Atualmente, o belo-horizontino pode encontrar uma caixinha de um litro de leite chegando a quase R$ 10. O valor médio está mais alto que um litro de gasolina ou diesel, que também acumulam reajustes.
Segundo o recente estudo da Fundação Ipead/UFMG, o litro do leite custou R$ 6,02 em junho, com alta de 38,7% no ano e de 43,40% nos últimos 12 meses na capital mineira. Para efeito de comparação, o Índice de Preços ao Consumidor Amplo 15 (IPCA-15) foi de 0,69% em junho, com alta de 5,65% no ano e de 12,04% nos últimos 12 meses.
As constantes altas do leite também elevaram assustadoramente os preços de uma infinidade de itens do supermercado: queijos, requeijões, leite em pó, leite fermentado, iogurtes, pães, bolos, manteigas, creme de leite e margarinas.
Pesquisa do Departamento Intersindical de Estudos e Estatísticas Sócioeconômicas (Dieese) mostra que entre maio e junho o leite integral e a manteiga registraram aumento em junho com relação a maio. No valor do leite UHT a maior alta foi em Belo Horizonte (23,09%) e no caso da manteiga o maior aumento foi em Campo Grande (5,69%).
Em 12 meses, todas as cidades apresentaram acréscimo de preço nos dois produtos. Para o leite UHT, as maiores variações acumuladas foram registradas em Belo Horizonte (48,89%), Florianópolis (46,70%) e Porto Alegre (44,55%).
O site de pesquisas Mercado Mineiro registrou variações entre R$ 63% e R$ 76% de algumas marcas de leite em comparação com março.
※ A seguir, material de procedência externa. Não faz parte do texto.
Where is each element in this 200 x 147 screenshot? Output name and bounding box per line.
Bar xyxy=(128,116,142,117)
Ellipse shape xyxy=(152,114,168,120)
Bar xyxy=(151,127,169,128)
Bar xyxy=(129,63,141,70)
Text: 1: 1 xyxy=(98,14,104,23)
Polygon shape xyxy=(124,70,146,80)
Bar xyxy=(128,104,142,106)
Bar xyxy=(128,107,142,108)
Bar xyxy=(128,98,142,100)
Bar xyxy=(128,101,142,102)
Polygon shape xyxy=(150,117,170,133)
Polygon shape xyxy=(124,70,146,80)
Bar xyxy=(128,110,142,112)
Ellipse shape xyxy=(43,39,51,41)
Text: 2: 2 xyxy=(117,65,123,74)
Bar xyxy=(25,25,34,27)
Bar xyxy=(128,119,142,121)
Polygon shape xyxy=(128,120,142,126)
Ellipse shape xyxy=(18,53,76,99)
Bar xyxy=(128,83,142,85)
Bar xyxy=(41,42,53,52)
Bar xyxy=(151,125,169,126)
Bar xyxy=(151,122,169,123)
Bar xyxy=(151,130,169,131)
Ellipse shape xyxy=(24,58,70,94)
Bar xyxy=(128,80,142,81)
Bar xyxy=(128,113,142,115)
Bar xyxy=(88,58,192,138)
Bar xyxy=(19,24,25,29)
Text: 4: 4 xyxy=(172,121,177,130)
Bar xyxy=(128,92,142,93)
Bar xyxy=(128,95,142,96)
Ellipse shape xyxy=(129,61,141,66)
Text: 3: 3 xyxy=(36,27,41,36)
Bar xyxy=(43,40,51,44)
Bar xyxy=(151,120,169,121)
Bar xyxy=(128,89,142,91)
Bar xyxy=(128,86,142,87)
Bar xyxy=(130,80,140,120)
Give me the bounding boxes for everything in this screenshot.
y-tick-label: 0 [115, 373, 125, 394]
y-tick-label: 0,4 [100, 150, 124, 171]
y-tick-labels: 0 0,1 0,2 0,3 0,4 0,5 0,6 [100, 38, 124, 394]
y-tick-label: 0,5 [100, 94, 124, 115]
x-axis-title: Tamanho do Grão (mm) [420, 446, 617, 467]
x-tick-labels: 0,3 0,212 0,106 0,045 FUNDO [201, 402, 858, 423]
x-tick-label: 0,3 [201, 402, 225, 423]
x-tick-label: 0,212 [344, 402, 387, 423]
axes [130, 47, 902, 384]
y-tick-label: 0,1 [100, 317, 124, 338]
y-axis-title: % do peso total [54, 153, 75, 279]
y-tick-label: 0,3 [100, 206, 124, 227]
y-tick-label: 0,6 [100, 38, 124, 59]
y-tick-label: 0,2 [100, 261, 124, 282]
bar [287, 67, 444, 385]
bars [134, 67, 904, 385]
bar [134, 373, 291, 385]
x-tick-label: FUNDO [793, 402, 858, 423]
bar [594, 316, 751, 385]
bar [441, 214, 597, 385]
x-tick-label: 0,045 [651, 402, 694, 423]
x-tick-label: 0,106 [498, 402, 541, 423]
Por sua vez, o queijo (Minas e mussarela) teve reajustes entre 19,45% e 53,49% no mesmo período. O queijo Minas mais caro custa R$ 79,90 em supermercados onde a pesquisa foi realizada. Nas periferias, porém, o produto tem novo reajuste, com valores que chegam a R$ 90 ou até R$ 100 por quilo. O leite em pó teve aumentos entre 22,42% e 48,02% nos últimos três meses, dependendo da marca.
“Pelo que temos informação do mercado, o custo de produção tem sido maior. O período seco já é desafiador e tradicionalmente o preço do leite já tem elevação. Encontrávamos o litro a R$ 2,99 ou R$ 3,99 e passar para R$ 4,99 já era um escândalo para o consumidor. Mas o mundo mudou completamente, em virtude da elevação do custo para alimentar o gado. O diesel, os insumos do campo e a energia elétrica contribuíram para essa elevação”, analisa o economista Feliciano Abreu, coordenador do Mercado Mineiro.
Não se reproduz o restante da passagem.